Generalizing this result, we obtain the iterative procedure

x_{i+1} = x_i - \frac{f(x_i)}{f'(x_i)}.

We continue this process until we obtain some stopping condition, e.g., $|x_{i+1} - x_i| < \epsilon$ .

Letting $f(x) \coloneqq x^3 + x - 4$ and $f’(x) = 3x^2 + 1$ and substituting into the above result, we get the result

x_{i+1} = x_i - \frac{x_i^3+x_i-4}{3x_i^2+1}.

We implement a general procedure for Newton’s method:

newton_method <- function(f,dfdx,x0,eps,debug=T)
{
  n <- 0
  repeat
  {
    x1 <- x0 - f(x0) / dfdx(x0)
    n <- n + 1
   
    if (debug) { cat("iteration=",n," x=",x1,"\n") }
    if(abs(x1 - x0) < eps) { break } # stopping condition
    x0 <- x1
  }
  
  list(root=x0,iter=n,eps=eps)
}

We take an initial guess of $x_0 = 1$ and $\epsilon = 1 \times 10^{-6}$ and run the following R code to solve for a root of $f$ using Newton’s method:

f <- function(x) { x^3 + x - 4 }
dfdx <- function(x) { 3*x^2 + 1 }
eps <- 1e-6
x0 <- 1
result <- newton_method(f,dfdx,x0,eps)

## iteration= 1  x= 1.5 
## iteration= 2  x= 1.387097 
## iteration= 3  x= 1.378839 
## iteration= 4  x= 1.378797 
## iteration= 5  x= 1.378797

print(result)

## $root
## [1] 1.378797
## 
## $iter
## [1] 5
## 
## $eps
## [1] 1e-06

We obtain $x \approx 1.3787967$ after $5$ iterations.

Solution: Secant method

In Newton’s method, we linearize $f$ using the derivative of $f$ . If, instead, we use the secant of $f$ with respect to two inputs $x_i$ and $x_{i+1}$ , as given by

\frac{f(x_{i+1}) - f(x_i)}{x_{i+1}-x_i},

we get the iterative procedure

x_{i+2} = x_{i+1} - f(x_{i+1})\frac{x_{i+1}-x_i}{f(x_{i+1}) - f(x_i)},

which requires two initial values $x_0$ and $x_1$ .

We define the secant method as a function given by:

secant_method <- function(f,x0,x1,eps,debug=T)
{
  n <- 0
  repeat
  {
    x2 <- x1 - f(x1) * (x1 - x0) / (f(x1) - f(x0))
    n <- n + 1
    
    if (debug) { cat("iteration=",n," x=",x2,"\n") }
    
    if(abs(x2-x1) < eps) { break } # stopping condition
    x0 <- x1
    x1 <- x2
  }
  
  list(root=x1,iter=n,eps=eps)
}

We let $x_0 = 0$ , $x_1 = 1$ , and keep everything else the same and run the secant method with the following R code:

x0 <- 0
x1 <- 1
result <- secant_method(f,x0,x1,eps)

## iteration= 1  x= 2 
## iteration= 2  x= 1.25 
## iteration= 3  x= 1.337931 
## iteration= 4  x= 1.382262 
## iteration= 5  x= 1.378708 
## iteration= 6  x= 1.378797 
## iteration= 7  x= 1.378797

print(result)

## $root
## [1] 1.378797
## 
## $iter
## [1] 7
## 
## $eps
## [1] 1e-06

We obtain $x \approx 1.3787965$ after $7$ iterations.

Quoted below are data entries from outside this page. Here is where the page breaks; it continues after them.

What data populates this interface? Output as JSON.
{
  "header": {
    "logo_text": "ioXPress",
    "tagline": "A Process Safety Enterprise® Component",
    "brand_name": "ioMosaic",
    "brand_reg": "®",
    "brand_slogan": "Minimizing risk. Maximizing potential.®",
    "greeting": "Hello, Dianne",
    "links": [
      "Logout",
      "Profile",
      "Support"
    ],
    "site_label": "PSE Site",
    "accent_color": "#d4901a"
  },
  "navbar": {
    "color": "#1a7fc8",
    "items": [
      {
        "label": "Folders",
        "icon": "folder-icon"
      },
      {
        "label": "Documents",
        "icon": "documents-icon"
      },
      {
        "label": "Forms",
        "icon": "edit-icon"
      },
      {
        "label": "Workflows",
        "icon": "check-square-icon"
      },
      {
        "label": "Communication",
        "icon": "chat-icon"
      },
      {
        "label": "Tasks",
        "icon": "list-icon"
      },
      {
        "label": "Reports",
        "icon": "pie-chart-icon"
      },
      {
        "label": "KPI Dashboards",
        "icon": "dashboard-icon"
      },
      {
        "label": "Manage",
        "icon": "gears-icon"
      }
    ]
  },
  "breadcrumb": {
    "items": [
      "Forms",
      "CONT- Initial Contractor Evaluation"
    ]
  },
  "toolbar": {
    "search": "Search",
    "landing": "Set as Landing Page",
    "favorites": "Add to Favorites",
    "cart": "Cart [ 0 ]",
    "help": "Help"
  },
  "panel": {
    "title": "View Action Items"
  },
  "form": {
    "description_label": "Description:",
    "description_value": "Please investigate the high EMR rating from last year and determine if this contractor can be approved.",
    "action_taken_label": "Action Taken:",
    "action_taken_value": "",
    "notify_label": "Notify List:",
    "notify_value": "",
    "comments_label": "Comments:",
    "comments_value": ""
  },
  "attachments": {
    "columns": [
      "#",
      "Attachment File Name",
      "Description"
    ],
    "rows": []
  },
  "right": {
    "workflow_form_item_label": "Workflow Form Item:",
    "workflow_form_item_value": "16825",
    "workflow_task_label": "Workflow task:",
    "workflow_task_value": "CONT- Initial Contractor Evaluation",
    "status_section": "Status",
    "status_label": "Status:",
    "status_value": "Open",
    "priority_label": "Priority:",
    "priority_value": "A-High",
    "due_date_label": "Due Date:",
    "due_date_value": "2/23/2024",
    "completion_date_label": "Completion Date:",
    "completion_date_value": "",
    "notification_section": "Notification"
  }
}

Note that this is $2$ more iterations than Newton’s method.

Comparison of Newton’s method versus secant method

We perform $n=100000$ trials to get a better view of how the two methods, Newton and secant, compare over many different initial guesses.

We generate the data with:

n <- 100000
from <- 0
to <- 4
by <- (to-from)/n
newt_sols <- vector(length=n)
sec_sols <- vector(length=n)
i <- 1
for (x0 in seq(from=from, to=to, by=by))
{
  newt_sols[i] <- newton_method(f,dfdx,x0,eps,F)$iter
  sec_sols[i] <- secant_method(f,x0,x0+1,eps,F)$iter
  i <- i + 1
}

We summarize the results and report them with:

cat("mean iterations\n",
    "newton => ", mean(newt_sols), "\n",
    "secant => ", mean(sec_sols), "\n")

## mean iterations
##  newton =>  5.819542 
##  secant =>  7.231338

We see that Newton’s method, on average, requires $1.4117959$ fewer iterations before the stopping condition is satisfied.

Problem 2

Poisson regression. The Ache hunting data set has $n = 47$ observations recording is the number of monkeys killed over a period of days with each hunter along with hunter’s age. It is of interest to estimate and quantify the monkey kill rate as a function of hunter’s age. Hunting prowess confers elevated status among the group, so a natural question is whether hunting ability improves with age, and at which age hunting ability is best.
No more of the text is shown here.